Is there any known closed form for the infinite product:
$$f(x)=\prod_{k=0}^\infty \frac{1}{2} (1+x^{1/3^k})$$
We can assume $0<x<1$.
I know of a similar product:
$$\prod_{k=0}^\infty \frac{1}{2} (1+x^{1/2^k})=\frac{x^2-1}{2 \ln x}$$
But we can't apply the same method (i.e. using the formula $1-q^2=(1-q)(1+q)$) for the product above.
The product arose when considering the iterative sequence:
$$a_{n+1}=\sqrt[3]{a_n \frac{(a_n+b_n)^2}{4}}, \qquad b_{n+1}=\sqrt[3]{b_n \frac{(a_n+b_n)^2}{4}}$$
If we set:
$$x=\frac{b_0}{a_0},\qquad a_0>b_0$$
Then is follows that:
$$a_n^3=\prod_{k=0}^{n-1} \frac{1}{4} (1+x^{1/3^k})^2 a_0^3$$
Thus:
$$\lim_{n \to \infty} a_n=\lim_{n \to \infty} b_n=\left(f \left(\frac{b_0}{a_0} \right) \right)^{2/3} a_0$$
Comparing the convergence of the product and the sequence I get comparable errors at each step. The product is slightly better initially.

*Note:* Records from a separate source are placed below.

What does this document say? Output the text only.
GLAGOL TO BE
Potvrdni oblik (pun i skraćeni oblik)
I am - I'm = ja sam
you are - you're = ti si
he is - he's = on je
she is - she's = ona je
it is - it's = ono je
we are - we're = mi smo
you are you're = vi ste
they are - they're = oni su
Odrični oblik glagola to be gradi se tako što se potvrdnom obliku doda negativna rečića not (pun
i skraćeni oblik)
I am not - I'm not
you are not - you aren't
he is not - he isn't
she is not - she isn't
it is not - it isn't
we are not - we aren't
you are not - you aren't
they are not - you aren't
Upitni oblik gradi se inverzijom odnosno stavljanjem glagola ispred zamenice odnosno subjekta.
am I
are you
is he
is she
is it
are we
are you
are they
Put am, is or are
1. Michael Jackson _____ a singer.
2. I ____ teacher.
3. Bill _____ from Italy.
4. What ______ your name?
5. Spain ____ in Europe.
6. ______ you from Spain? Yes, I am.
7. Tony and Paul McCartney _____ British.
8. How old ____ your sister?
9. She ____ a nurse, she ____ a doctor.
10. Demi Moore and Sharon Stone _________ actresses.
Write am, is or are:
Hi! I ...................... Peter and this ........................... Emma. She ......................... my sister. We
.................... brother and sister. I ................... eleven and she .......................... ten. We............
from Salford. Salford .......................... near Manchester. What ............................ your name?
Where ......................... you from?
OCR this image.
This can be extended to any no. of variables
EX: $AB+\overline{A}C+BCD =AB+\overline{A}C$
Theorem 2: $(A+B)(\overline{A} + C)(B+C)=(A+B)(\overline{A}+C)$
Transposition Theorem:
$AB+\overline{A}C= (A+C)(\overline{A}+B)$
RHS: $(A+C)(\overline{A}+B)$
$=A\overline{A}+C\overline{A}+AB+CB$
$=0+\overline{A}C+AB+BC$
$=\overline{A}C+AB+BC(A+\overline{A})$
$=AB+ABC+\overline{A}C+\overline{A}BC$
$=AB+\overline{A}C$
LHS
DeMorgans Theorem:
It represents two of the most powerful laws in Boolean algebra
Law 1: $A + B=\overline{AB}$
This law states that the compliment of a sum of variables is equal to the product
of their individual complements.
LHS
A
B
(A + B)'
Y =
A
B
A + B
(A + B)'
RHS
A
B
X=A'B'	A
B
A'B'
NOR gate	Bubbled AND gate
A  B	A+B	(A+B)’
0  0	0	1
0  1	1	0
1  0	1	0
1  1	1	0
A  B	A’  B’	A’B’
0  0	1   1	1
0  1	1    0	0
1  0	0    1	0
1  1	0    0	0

Due to a comment by GEdgar, quite a useful substitution might be:
$$g(t)=\prod_{k=0}^\infty \frac{1}{2} (1+e^{t/3^k})$$
Edit
For all practical purposes this infinite product can be represented by a linear function for $0.2<x<1$ with very high accuracy:
$$f(x) \approx 0.7248447 x+0.2731338$$
The parameters of the linear fit were obtained by least squares for $9$ points from $0.2$ to $1$. Here is the error. I'm sure something a cubic fit will get even better results:
For $x>0$, $$ f(x) = \prod_{k=0}^\infty\;\frac{1+x^{1/3^k}}{2} $$ Consider the partial product $$ f_N(x) = \prod_{k=0}^N\;\frac{1+x^{1/3^k}}{2} $$ Now write $x=e^{2u}$, so that $$ \frac{1+x^{1/3^k}}{2}=\frac{1+e^{2u/3^k}}{2}= e^{u/3^k}\;\frac{e^{-u/3^k}+e^{u/3^k}}{2} = e^{u/3^k}\cosh\frac{u}{3^k} $$ The partial product is $$ f_N(x) = \left(\prod_{k=0}^N\;e^{u/3^k}\right)\left(\prod_{k=0}^N\cosh\frac{u}{3^k}\right) = \exp\left(\frac{3u}{2}-\frac{3u}{2\cdot3^{N+1}}\right)\prod_{k=0}^N\cosh\frac{u}{3^k} $$ and the limit is $$ f(x) = \exp\left(\frac{3u}{2}\right)\prod_{k=0}^\infty\cosh\frac{u}{3^k} =m(3u) $$ where $m$ is the moment generating function for the Cantor distribution, as shown HERE. The reason for $3u$ and not $u$ is that the index $k$ starts at $1$ for $m$, but at $0$ for $f$.